Help understanding the process to put SaaS with ml pipeline to production

Hello,

I am working on creating a SaaS web app, that deals with Natural Language Processing and a lot of text data, using a React front end, Firestore and a flask backend. I do not have any experience in DevOps.

The user will upload a CSV of text data on the front end, that I want to do some NLP on using the Flask backend. The text processing on the backend could require up to 10 GB of ram and could take up to 5 minutes to complete. However, initially, I could limit the size of the CSV file so that the memory required for processing would be limited to 2GB max.

Questions:

If I use Google App Engine automatic scaling and I have multiple users making requests to the backend at the same time, causing the memory to exceed the instance memory limit, will additional instances get automatically started temporarily to deal with the memory issues?

The max memory for an App Engine instance appears to be 2GB, if I want to be able to deal with more data, it appears that I will have to use GKE which allows for instances with much more memory, is this correct?

My current plan please correct me if you disagree:

Deploy frontend using Firebase hosting

Deploy flask backend on app engine, but limit the amount of data users can upload so that no more than 2GB of ram will be used processing the data.

If the SaaS shows promise, learn about Kubernetes then deploy backend using GKE instead where I can use instances with more than 2GB ram.

  1. 1

    I'd recommend splitting up the webserver and the ML application, as they have different infrastructure requirements.

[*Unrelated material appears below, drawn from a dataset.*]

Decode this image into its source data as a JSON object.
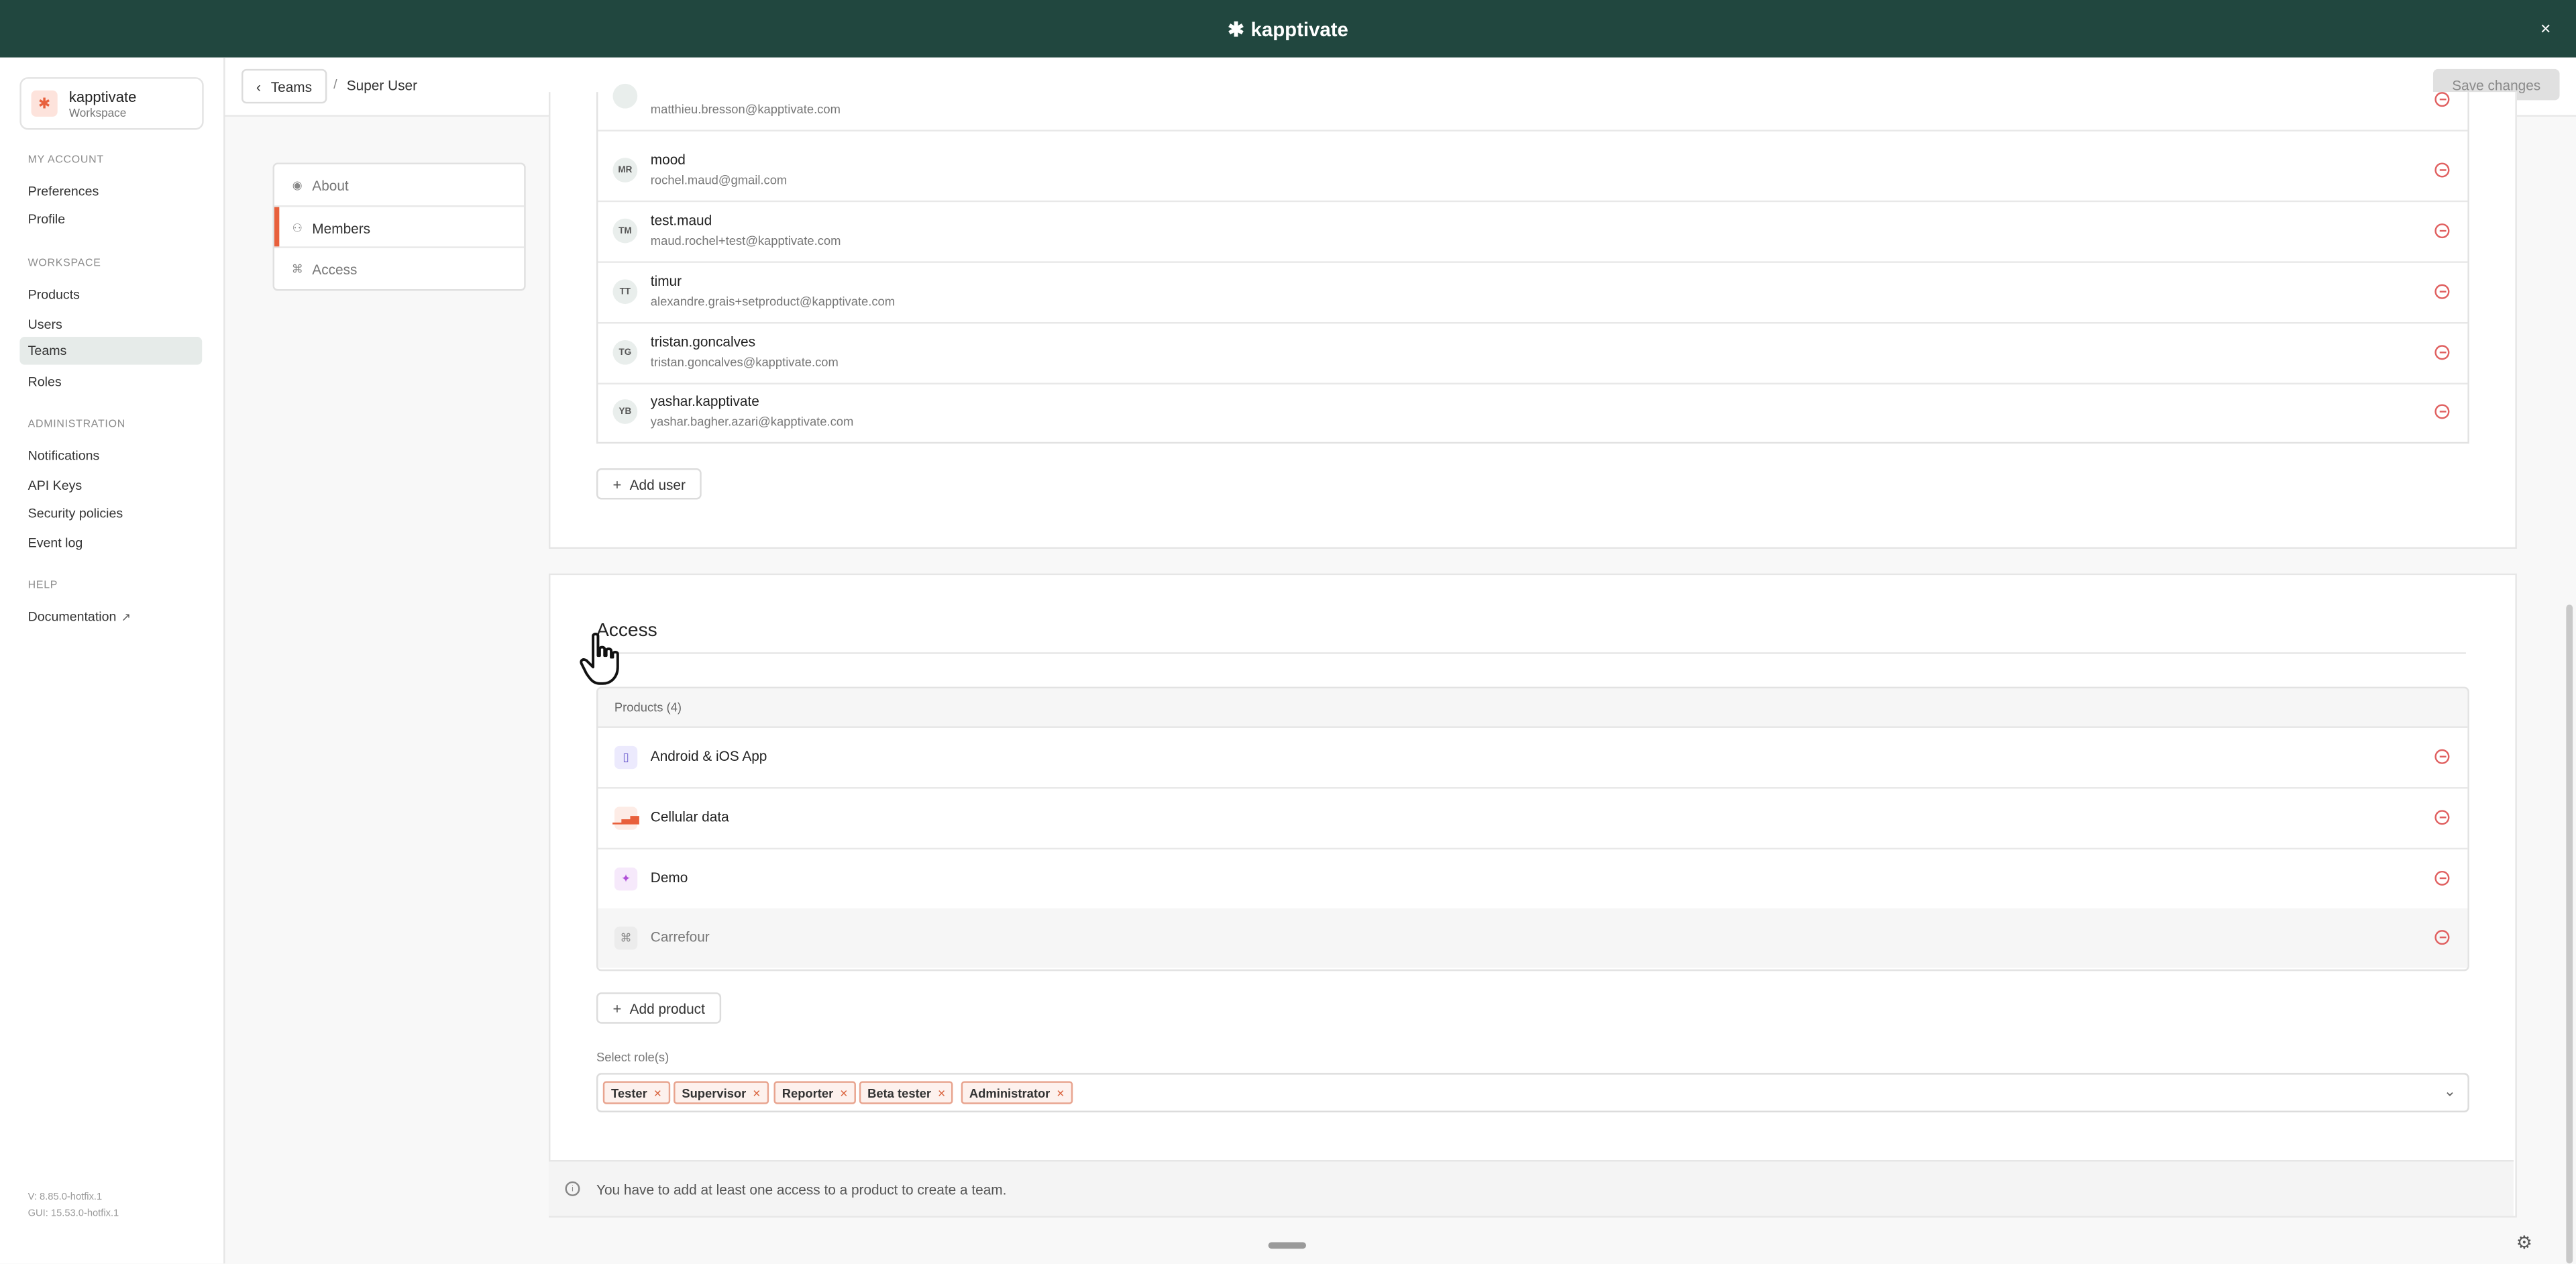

    Have a smaller (cheaper) webserver that can handle all of your API calls and data uploads. Unless you have huge traffic this can take you pretty far without requiring scaling up.

    Then you can have a server that focuses on long-running, high RAM operations. Since you're using python maybe celery tasks triggered from your flask app will do. This server isn't accessible to users like the API webserver is, but it talks to the same database.

    10GB ram is a pretty big server to run all the time. If you're not getting much use out of it, maybe some sort of lambdas setup might work for you as well. Not familiar with what google has in this regard, I mostly use AWS/Render.

    1. 1

      Thanks. I'm going to try to get an MVP set up using Google cloud functions, which seems to be similar to Amazon Lamba, while I figure out a better method.